Bırakılır kelle tutar.
Sökülür, kuru soğan olur. Kuru soğan depolanmak zorunda. Depolanmazsa çürür. Kışa kalmaz. İnsan kışın yiyecek soğan bulamaz. Soğancılar, soğanı çürümesin diye depoluyorlar. Depoladıkları soğan üzerinden “oligopol kurup” fiyatları şişiren var mı, kim onlar?
Acı soğan gülüyordur.
Gülmekten ağlıyordur.
Devlet adamları, ülkeyi yönetenler, ekonomiyi planlayanlar, Tarım Bakanı, tüm bakanlık kadrosu henüz altın uykusunda uyurken soğanlarını depoya koymuş fakat satmayan ve fiyatların şişmesini bekleyen bir hain (!) stokçunun evi TV kameralarının eşliğinde basılmadı, alınıp sorguya götürülmedi. Profesörlere yapıldığı gibi sorgusu başlamadan “İşte iç düşman, hain soğan stokçusu” diye ilan edilmedi.

★★★

Gizlenen gerçek şu:
Saman ithal edilmişti.
Sıra soğana geldi.
“Soğan bile ithal edildi” dedirtmemek için iç düşman ilan edildi. Soğan depoları basılacak diye korku verilip kilo fiyatı 25 kuruş aşağı çekildi. Gerçekte tarımsal üretim her üründe çöktü. Soğan üretiminde de düşme ve hastalıktan verim kaybı oldu. Hem üretim düştü ve hem üstüne dolar ve faiz krizinin yarattığı yüksek enflasyon da binince  soğanı depolamış olanlar da “krize karşı direnme imkanlarını” kullandılar. İmkanı olan krize karşı direniyor. Sözgelimi Cumhurbaşkanı’nın, bakanların, Meclis Başkanı’nın gücü var; maaşlarını enflasyonun üstünde artırabiliyor, krize direniyorlar. Soğan depolayan da Cumhurbaşkanını, bakanı örnek alıyor.
Acı soğanın
Ahı yerde kalmaz!

KALEMİN GÖR DEDİĞİ

Acılı anne adalet arayışında bin kez haklı çıktı!

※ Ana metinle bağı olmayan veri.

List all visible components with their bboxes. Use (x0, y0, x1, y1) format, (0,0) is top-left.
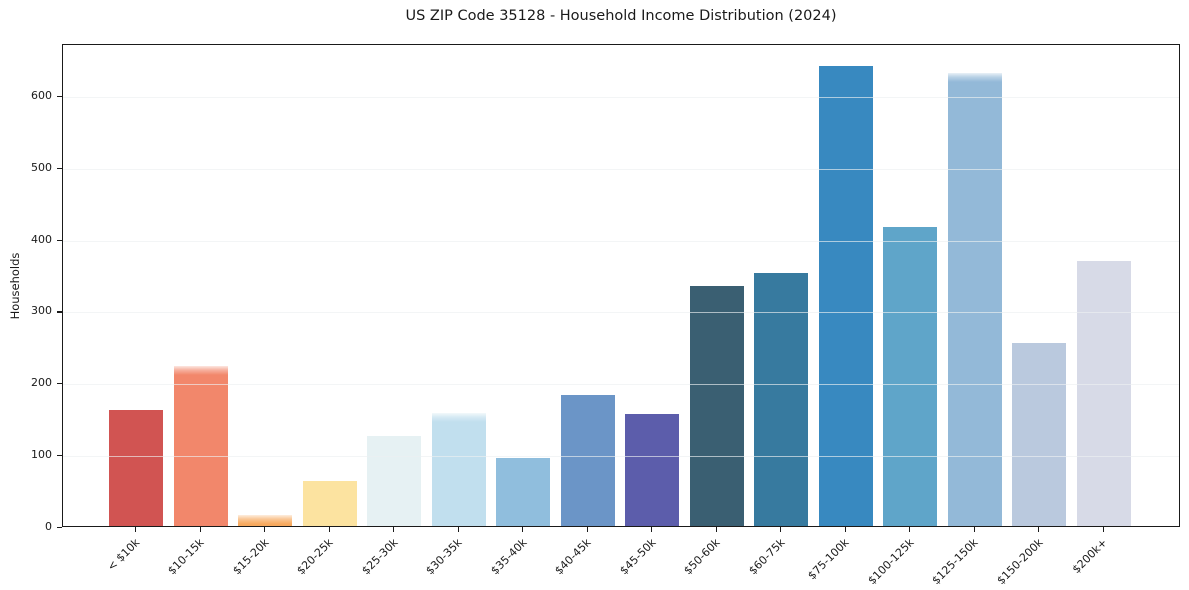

Çorlu’da 5 ay önce 7 Temmuz günü tren kazasında 25 kişi can verdi. Mısra Öz Sel adlı bir annenin 9 yaşındaki oğlu Oğuz Arda Sel ile 45 yaşındaki kocası Hakan Sel de bu kazada hayatını yitirenlerin arasındaydı. Hazırlanan raporlarda, “tren raylarının yağacak yağmurların yaratacağı toprak kaymasını hesap etmeden döşendiği” yazıldı. Acılı eş ve anne Mısra Öz Sel, “bu kazanın sorumluları ortaya çıkarılsın, cezalandırılsın” diye kampanya başlattı. Adalet arayan acılı annenin sesini TCDD Genel Müdürü İsa Aydın ile dönemin Ulaştırma Bakanı Ahmet Arslan Twitter’dan engellediler. Ancak Jandarmaya bağlı olay yeri ekibinin henüz biten raporundaki bilgiler adalet arayan anneyi bin kez haklı çıkardı. Raporda; “Tren raylarının alt tarafında 1 metrelik boşluk var. Yağmurdan dolayı rayların alt kısmındaki toprak alanda çökme meydana geldiği değerlendirilmektedir” bilgisi yer aldı.